What do you think is the difference between the diagram above and the one below?

Here we have two ticks, the left one showing that something is B and C but not A, the other one on the right showing that something that is not B and not A is C. So unlike the earlier diagram, this one actually shows that there are at least two distinct things which are C.

V03.4 Exercises

It's now your turn. See if you know what these diagrams represent. Again, click the images for answers.

V03.5 Further discussion

The ticks in the four diagrams above all cut across only one single boundary. We can of course have ticks that cut across more than one boundary, as in this example :

What do you think this means? Applying the same rule of interpretation as before, we see that the smallest closed region that encloses the big tick would have to be the combined three regions which the tick spreads across.
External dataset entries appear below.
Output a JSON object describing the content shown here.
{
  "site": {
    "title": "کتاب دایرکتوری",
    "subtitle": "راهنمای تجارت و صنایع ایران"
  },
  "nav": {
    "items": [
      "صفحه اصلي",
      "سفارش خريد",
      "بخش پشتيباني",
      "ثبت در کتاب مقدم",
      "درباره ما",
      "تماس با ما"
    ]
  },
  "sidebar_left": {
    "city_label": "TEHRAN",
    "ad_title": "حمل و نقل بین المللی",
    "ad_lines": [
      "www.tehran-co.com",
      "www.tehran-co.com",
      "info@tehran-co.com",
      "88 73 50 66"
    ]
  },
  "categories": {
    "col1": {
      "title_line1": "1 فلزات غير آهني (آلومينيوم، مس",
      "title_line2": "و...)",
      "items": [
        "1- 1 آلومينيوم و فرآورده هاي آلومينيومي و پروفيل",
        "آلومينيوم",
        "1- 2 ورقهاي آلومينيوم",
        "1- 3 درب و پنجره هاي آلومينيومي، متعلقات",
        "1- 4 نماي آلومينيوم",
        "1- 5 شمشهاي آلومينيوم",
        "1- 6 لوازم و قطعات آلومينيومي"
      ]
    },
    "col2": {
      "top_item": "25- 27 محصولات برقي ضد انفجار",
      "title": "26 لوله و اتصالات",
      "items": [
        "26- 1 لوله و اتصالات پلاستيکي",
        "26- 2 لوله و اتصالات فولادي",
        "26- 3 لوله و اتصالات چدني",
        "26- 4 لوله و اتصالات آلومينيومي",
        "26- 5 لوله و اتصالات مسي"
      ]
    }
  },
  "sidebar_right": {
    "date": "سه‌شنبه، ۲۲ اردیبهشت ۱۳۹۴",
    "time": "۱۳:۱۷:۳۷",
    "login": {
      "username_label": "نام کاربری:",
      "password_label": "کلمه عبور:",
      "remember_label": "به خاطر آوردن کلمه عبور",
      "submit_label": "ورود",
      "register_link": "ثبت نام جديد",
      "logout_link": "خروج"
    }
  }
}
This combined region represents things which are either B or C, but which are not A. So what the diagram says is that there is something of this sort.
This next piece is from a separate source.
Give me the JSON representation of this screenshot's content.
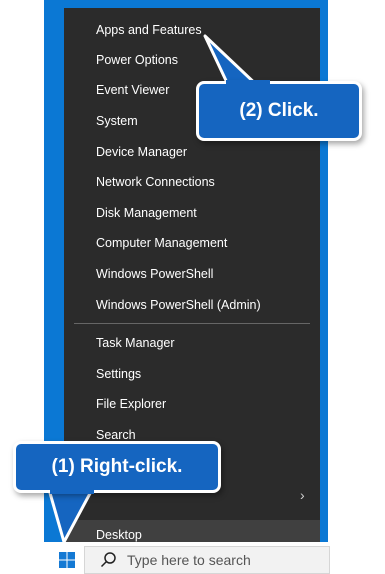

Finally, if we want to represent the fact that something is A, this is the diagram to use :

Now we can combine what we have learnt about ticks and shading together. Suppose we start with the information that something is both A and C. We therefore draw the following diagram :

Now suppose we are also told that every C is a B. So we add the additional information by shading the appropriate area, and end up with this diagram :

How should this be interpreted and what should we conclude? Half of the green tick is in a shaded region. What does that mean? Give yourself a minute to think about it before you read on ...
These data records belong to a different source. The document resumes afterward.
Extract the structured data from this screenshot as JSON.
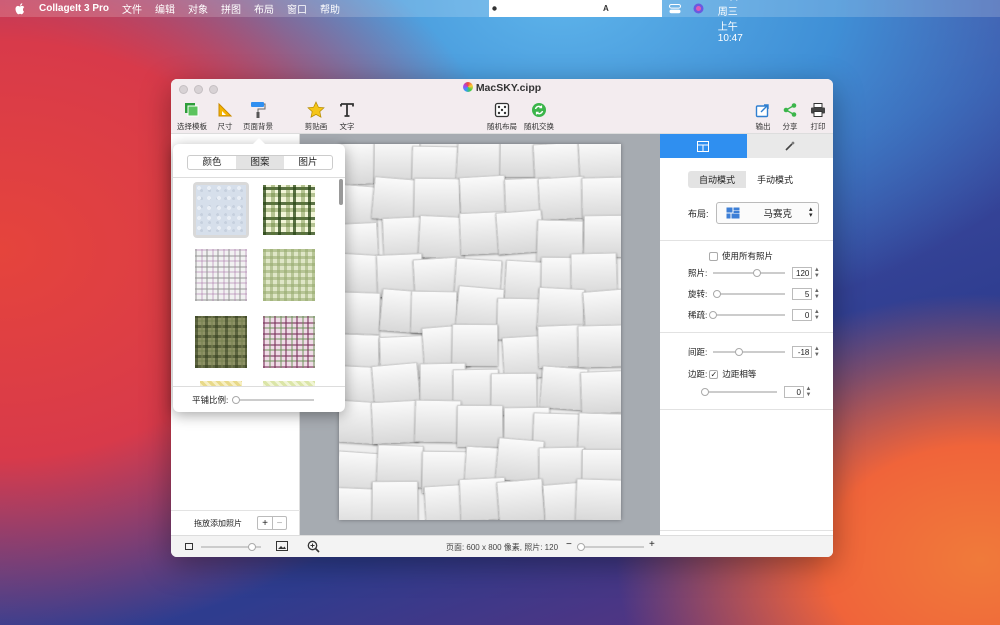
{
  "menubar": {
    "app": "CollageIt 3 Pro",
    "menus": [
      "文件",
      "编辑",
      "对象",
      "拼图",
      "布局",
      "窗口",
      "帮助"
    ],
    "input_method": "A",
    "clock": "1月13日 周三 上午10:47"
  },
  "window": {
    "title": "MacSKY.cipp"
  },
  "toolbar": {
    "template": "选择模板",
    "size": "尺寸",
    "background": "页面背景",
    "clipart": "剪贴画",
    "text": "文字",
    "random_layout": "随机布局",
    "random_swap": "随机交换",
    "export": "输出",
    "share": "分享",
    "print": "打印"
  },
  "popover": {
    "tabs": [
      "颜色",
      "图案",
      "图片"
    ],
    "active_tab": "图案",
    "tile_label": "平铺比例:",
    "tile_scale": 0.04
  },
  "left_panel": {
    "drop_label": "拖放添加照片",
    "add": "+",
    "remove": "−"
  },
  "right_panel": {
    "mode_auto": "自动模式",
    "mode_manual": "手动模式",
    "layout_label": "布局:",
    "layout_value": "马赛克",
    "use_all_photos": "使用所有照片",
    "photos_label": "照片:",
    "photos_value": "120",
    "photos_level": 0.6,
    "rotation_label": "旋转:",
    "rotation_value": "5",
    "rotation_level": 0.05,
    "sparse_label": "稀疏:",
    "sparse_value": "0",
    "sparse_level": 0.0,
    "spacing_label": "间距:",
    "spacing_value": "-18",
    "spacing_level": 0.35,
    "margin_label": "边距:",
    "margin_equal": "边距相等",
    "margin_value": "0",
    "margin_level": 0.0
  },
  "statusbar": {
    "info": "页面: 600 x 800 像素, 照片: 120",
    "zoom_minus": "−",
    "zoom_plus": "+",
    "thumb_level": 0.85,
    "zoom_level": 0.05
  }
}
The answer is actually quite simple. The tick indicates that something is both A and C. Notice that the tick occupies two separate regions. The left hand side region represents things that are A, B and C. The right hand side region represents things that are A and C but not B. Since the tick crosses these two regions, it indicates that there is something either in the class represented by the left region or in the class represented by the right region (or both of course). Shading tells us that there is nothing in the class represented by the right region. So whatever that exists according to the tick must be in the class represented by the left region. In other words, we can conclude that something is A, B, and C. In effect then, shading "moves" the tick into the left region since it tells us that there is nothing on the right. The above diagram is therefore equivalent to this one :

So here is a general principle you should remember:

A truncated tick within a region R counts as a complete tick in R if part of the tick is in R and all other parts not in R are in shaded regions.

V03.6 Exercises

	? Question 1 - The statement "everything is A" is consistent with this diagram. True or false? [Show answer] True. It is possible that no objects exist in those regions inside the A circle which do not contain a tick.
	? Question 2 - Is the statement "something is either B or C" true or false according to the diagram? Or is there not enough information to decide? [Show answer] The statement is true according to the diagram.
	? Question 3 - "Everything is B or not C" is consistent with the diagram. True or false? [Show answer] False. Do you know Why?
	? Question 4 - Is the statement "nothing is C" true according to the diagram? [Show answer] Not enough information to decide. The C circle has not been shaded, and there are no complete ticks inside the circle.
	? Question 5 - The statement "something is B and not A" is consistent with the diagram. True or false? [Show answer] True.
	? Question 6 - Is the statement "everything is A or C" is consistent with this diagram? [Show answer] No.
	? Question 7 - Is the statement "if something is B then it is not C" true according to this diagram? [Show answer] Not enough information to decide.